Indiana University Law Professor Jody Madeira isn't surprised the high court picked up the case and predicts it might not have the result anti-abortion proponents expect.

"And I do think that it might end up, in a surprising way, protecting abortion rights," Madeira said. "The Supreme Court has been sort of on a trend where it's been narrowing agency rights. But here, the right the FDA has is to judge whether mifepristone is safe."

Madeira posed this question: If courts start deciding drug safety, then what becomes the incentive for pharmaceutical companies to develop new drugs and treatments?

A final decision on mifepristone use is expected by the end of June.

Another obstacle women and girls face is finding doctors comfortable with the ambiguity of new laws restricting abortion. In many cases, according to Madeira, patients cannot find care because doctors don't want to risk losing their medical license.

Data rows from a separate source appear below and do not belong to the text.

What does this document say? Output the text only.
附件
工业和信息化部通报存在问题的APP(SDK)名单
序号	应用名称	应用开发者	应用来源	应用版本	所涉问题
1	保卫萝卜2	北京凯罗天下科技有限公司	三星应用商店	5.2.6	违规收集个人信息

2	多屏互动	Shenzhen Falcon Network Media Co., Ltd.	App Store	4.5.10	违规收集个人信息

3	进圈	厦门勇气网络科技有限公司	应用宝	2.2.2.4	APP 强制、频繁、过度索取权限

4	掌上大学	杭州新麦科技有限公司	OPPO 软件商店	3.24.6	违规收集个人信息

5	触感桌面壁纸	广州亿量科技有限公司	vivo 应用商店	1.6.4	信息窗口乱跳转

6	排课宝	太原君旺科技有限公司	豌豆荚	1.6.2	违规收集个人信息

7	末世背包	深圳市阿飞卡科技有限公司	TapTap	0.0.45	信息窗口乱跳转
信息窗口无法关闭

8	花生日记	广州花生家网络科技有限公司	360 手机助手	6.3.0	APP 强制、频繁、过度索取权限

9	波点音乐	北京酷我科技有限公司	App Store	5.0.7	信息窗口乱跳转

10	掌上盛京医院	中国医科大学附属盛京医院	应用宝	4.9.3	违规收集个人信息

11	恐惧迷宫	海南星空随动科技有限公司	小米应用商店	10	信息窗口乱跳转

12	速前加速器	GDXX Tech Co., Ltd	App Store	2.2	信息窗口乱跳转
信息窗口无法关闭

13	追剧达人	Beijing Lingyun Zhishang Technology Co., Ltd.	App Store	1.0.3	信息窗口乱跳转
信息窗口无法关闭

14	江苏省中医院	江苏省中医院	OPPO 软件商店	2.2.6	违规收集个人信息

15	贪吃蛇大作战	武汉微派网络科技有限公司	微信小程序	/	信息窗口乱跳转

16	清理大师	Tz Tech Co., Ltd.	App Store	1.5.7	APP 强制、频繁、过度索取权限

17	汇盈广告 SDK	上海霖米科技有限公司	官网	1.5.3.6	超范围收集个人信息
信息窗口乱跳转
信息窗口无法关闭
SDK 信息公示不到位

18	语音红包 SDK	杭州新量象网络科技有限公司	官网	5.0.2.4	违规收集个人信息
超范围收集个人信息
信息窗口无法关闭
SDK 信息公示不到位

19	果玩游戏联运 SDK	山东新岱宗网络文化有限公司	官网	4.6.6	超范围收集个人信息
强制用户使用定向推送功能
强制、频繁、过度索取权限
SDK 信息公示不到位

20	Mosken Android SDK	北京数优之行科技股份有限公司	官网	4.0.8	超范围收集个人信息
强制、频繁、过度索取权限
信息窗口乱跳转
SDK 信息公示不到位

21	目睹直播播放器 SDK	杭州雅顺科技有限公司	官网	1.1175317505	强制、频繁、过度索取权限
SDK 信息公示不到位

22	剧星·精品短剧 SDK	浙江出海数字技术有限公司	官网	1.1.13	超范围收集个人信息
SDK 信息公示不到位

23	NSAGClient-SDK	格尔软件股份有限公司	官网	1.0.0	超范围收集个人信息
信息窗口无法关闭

"State authorities will go to great lengths to persecute and prosecute doctors who even speak to the media about performing and abortion," Madeira stressed. "Dr. Caitlin Bernard and our attorney general, Todd Rokita, is the perfect example. Certainly, doctors have a right to feel very wary and reluctant."

Drug companies and the FDA say mifepristone is safe and has lower risks than such common drugs as Tylenol and Viagra.